Punjab minister Sanjeev Arora was remanded to judicial custody until 1 June by a Gurugram court on Monday in connection with a ₹100-crore money-laundering case linked to alleged GST fraud at a firm he once headed, according to livemint.com.

The Enforcement Directorate (ED) arrested Arora in Chandigarh on 9 May after probing suspected fake invoices and circular trading at the company during 2019-2021. Investigators told the court that Arora, who served as the firm’s managing director before entering politics, used the entity to claim fraudulent input-tax credits and route illicit funds. The ED’s remand application, cited by livemint.com, alleges that the proceeds were laundered through multiple shell entities and parked in immovable assets.

The case lands at a sensitive moment for the Aam Aadmi Party, which governs Punjab and has positioned itself as a graft-free alternative ahead of the 2027 state elections. The ₹100-crore figure dwarfs recent ED actions against opposition leaders—last year the agency attached ₹38 crore in a Jharkhand mining case and ₹52 crore in a Karnataka irrigation scam—suggesting investigators are escalating ticket sizes. For the GST intelligence ecosystem, the probe also tests the 2023 amendments that widened money-laundering definitions to include tax fraud, according to tax practitioners quoted by livemint.com.
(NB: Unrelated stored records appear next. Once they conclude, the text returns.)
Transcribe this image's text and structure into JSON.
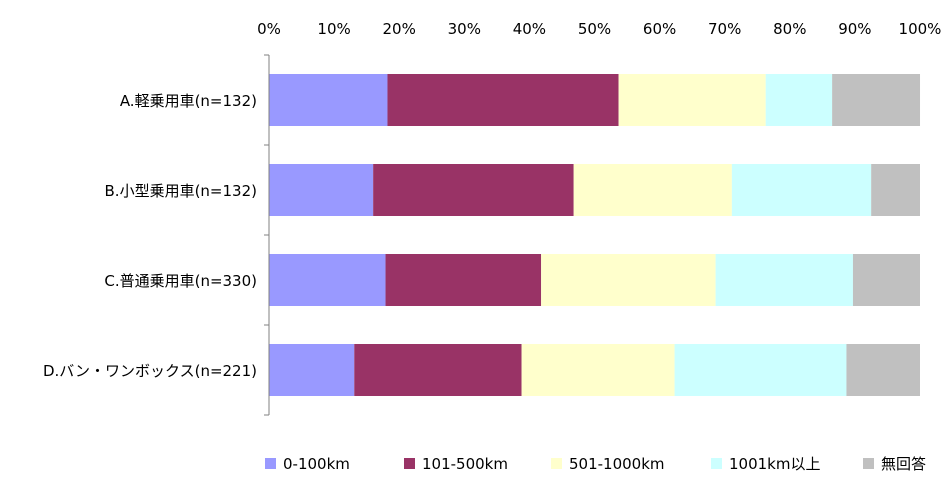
{
  "chart_data": {
    "type": "bar",
    "orientation": "horizontal",
    "stacked": "percent",
    "x_ticks": [
      "0%",
      "10%",
      "20%",
      "30%",
      "40%",
      "50%",
      "60%",
      "70%",
      "80%",
      "90%",
      "100%"
    ],
    "xlim": [
      0,
      100
    ],
    "categories": [
      "A.軽乗用車(n=132)",
      "B.小型乗用車(n=132)",
      "C.普通乗用車(n=330)",
      "D.バン・ワンボックス(n=221)"
    ],
    "series": [
      {
        "name": "0-100km",
        "color": "#9999ff",
        "values": [
          18.2,
          16.0,
          17.9,
          13.1
        ]
      },
      {
        "name": "101-500km",
        "color": "#993366",
        "values": [
          35.5,
          30.8,
          23.9,
          25.7
        ]
      },
      {
        "name": "501-1000km",
        "color": "#ffffcc",
        "values": [
          22.6,
          24.3,
          26.8,
          23.5
        ]
      },
      {
        "name": "1001km以上",
        "color": "#ccffff",
        "values": [
          10.2,
          21.4,
          21.1,
          26.4
        ]
      },
      {
        "name": "無回答",
        "color": "#c0c0c0",
        "values": [
          13.5,
          7.5,
          10.3,
          11.3
        ]
      }
    ],
    "legend_position": "bottom",
    "grid": false
  }
}
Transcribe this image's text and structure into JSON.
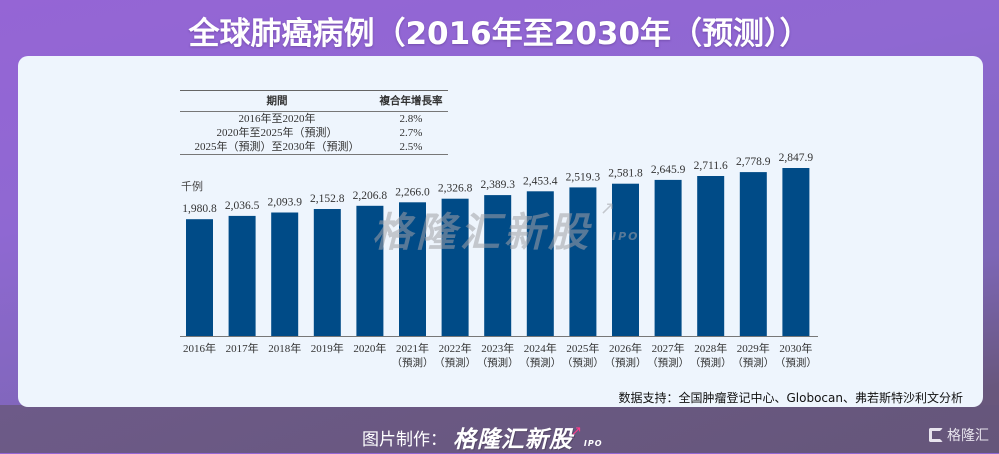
{
  "title": "全球肺癌病例（2016年至2030年（预测））",
  "cagr_table": {
    "headers": [
      "期間",
      "複合年增長率"
    ],
    "rows": [
      {
        "period": "2016年至2020年",
        "rate": "2.8%"
      },
      {
        "period": "2020年至2025年（預測）",
        "rate": "2.7%"
      },
      {
        "period": "2025年（預測）至2030年（預測）",
        "rate": "2.5%"
      }
    ]
  },
  "watermark": {
    "brand": "格隆汇新股",
    "ipo": "IPO"
  },
  "source": "数据支持：全国肿瘤登记中心、Globocan、弗若斯特沙利文分析",
  "credit": {
    "label": "图片制作：",
    "brand": "格隆汇新股",
    "ipo": "IPO"
  },
  "corner_logo": "格隆汇",
  "colors": {
    "bar": "#004b87",
    "panel": "#eef5fd",
    "title": "#ffffff"
  },
  "chart_data": {
    "type": "bar",
    "title": "全球肺癌病例（2016年至2030年（预测））",
    "ylabel": "千例",
    "xlabel": "",
    "ylim": [
      0,
      2847.9
    ],
    "grid": false,
    "categories": [
      "2016年",
      "2017年",
      "2018年",
      "2019年",
      "2020年",
      "2021年",
      "2022年",
      "2023年",
      "2024年",
      "2025年",
      "2026年",
      "2027年",
      "2028年",
      "2029年",
      "2030年"
    ],
    "category_sublabels": [
      "",
      "",
      "",
      "",
      "",
      "（預測）",
      "（預測）",
      "（預測）",
      "（預測）",
      "（預測）",
      "（預測）",
      "（預測）",
      "（預測）",
      "（預測）",
      "（預測）"
    ],
    "values": [
      1980.8,
      2036.5,
      2093.9,
      2152.8,
      2206.8,
      2266.0,
      2326.8,
      2389.3,
      2453.4,
      2519.3,
      2581.8,
      2645.9,
      2711.6,
      2778.9,
      2847.9
    ],
    "value_labels": [
      "1,980.8",
      "2,036.5",
      "2,093.9",
      "2,152.8",
      "2,206.8",
      "2,266.0",
      "2,326.8",
      "2,389.3",
      "2,453.4",
      "2,519.3",
      "2,581.8",
      "2,645.9",
      "2,711.6",
      "2,778.9",
      "2,847.9"
    ]
  }
}
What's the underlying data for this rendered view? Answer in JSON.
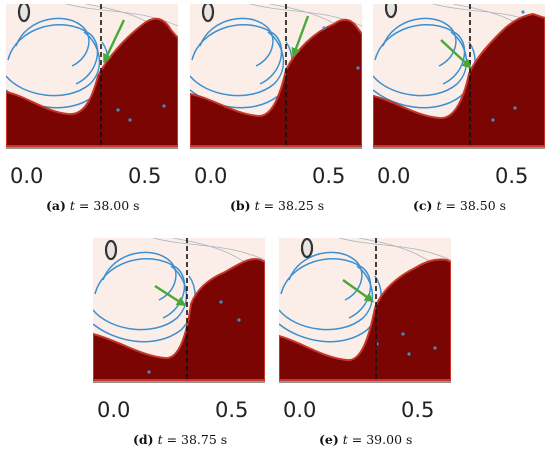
{
  "colors": {
    "flow": "#fbeee8",
    "solid": "#7a0503",
    "rim": "#c8352a",
    "streamline": "#3c8fd0",
    "isoline": "#aab4bc",
    "arrow": "#4aa83a",
    "interface": "#111111",
    "axis": "#555555"
  },
  "panels": [
    {
      "label": "(a)",
      "var": "t",
      "eq": " = ",
      "value": "38.00 s",
      "ticks": [
        "0.0",
        "0.5"
      ]
    },
    {
      "label": "(b)",
      "var": "t",
      "eq": " = ",
      "value": "38.25 s",
      "ticks": [
        "0.0",
        "0.5"
      ]
    },
    {
      "label": "(c)",
      "var": "t",
      "eq": " = ",
      "value": "38.50 s",
      "ticks": [
        "0.0",
        "0.5"
      ]
    },
    {
      "label": "(d)",
      "var": "t",
      "eq": " = ",
      "value": "38.75 s",
      "ticks": [
        "0.0",
        "0.5"
      ]
    },
    {
      "label": "(e)",
      "var": "t",
      "eq": " = ",
      "value": "39.00 s",
      "ticks": [
        "0.0",
        "0.5"
      ]
    }
  ]
}
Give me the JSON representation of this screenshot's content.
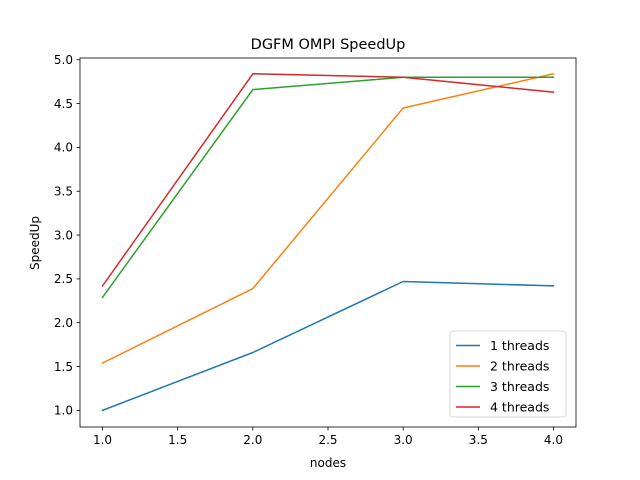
{
  "chart_data": {
    "type": "line",
    "title": "DGFM OMPI SpeedUp",
    "xlabel": "nodes",
    "ylabel": "SpeedUp",
    "x": [
      1.0,
      2.0,
      3.0,
      4.0
    ],
    "xlim": [
      0.85,
      4.15
    ],
    "ylim": [
      0.81,
      5.02
    ],
    "xticks": [
      1.0,
      1.5,
      2.0,
      2.5,
      3.0,
      3.5,
      4.0
    ],
    "xtick_labels": [
      "1.0",
      "1.5",
      "2.0",
      "2.5",
      "3.0",
      "3.5",
      "4.0"
    ],
    "yticks": [
      1.0,
      1.5,
      2.0,
      2.5,
      3.0,
      3.5,
      4.0,
      4.5,
      5.0
    ],
    "ytick_labels": [
      "1.0",
      "1.5",
      "2.0",
      "2.5",
      "3.0",
      "3.5",
      "4.0",
      "4.5",
      "5.0"
    ],
    "grid": false,
    "legend_position": "lower-right",
    "series": [
      {
        "name": "1 threads",
        "color": "#1f77b4",
        "values": [
          1.0,
          1.66,
          2.47,
          2.42
        ]
      },
      {
        "name": "2 threads",
        "color": "#ff7f0e",
        "values": [
          1.54,
          2.39,
          4.45,
          4.84
        ]
      },
      {
        "name": "3 threads",
        "color": "#2ca02c",
        "values": [
          2.29,
          4.66,
          4.8,
          4.8
        ]
      },
      {
        "name": "4 threads",
        "color": "#d62728",
        "values": [
          2.42,
          4.84,
          4.8,
          4.63
        ]
      }
    ]
  }
}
Arora’s counsel has filed a bail plea slated for hearing on 26 May, while the ED has sought an additional 14-day custodial remand to confront him with digital evidence and co-accused statements. The agency has until 15 June to file a supplementary prosecution complaint; if the court takes cognisance, trial must begin within 60 days under the Prevention of Money Laundering Act. Observers will watch whether the minister resigns from the cabinet before the next assembly session begins on 10 June.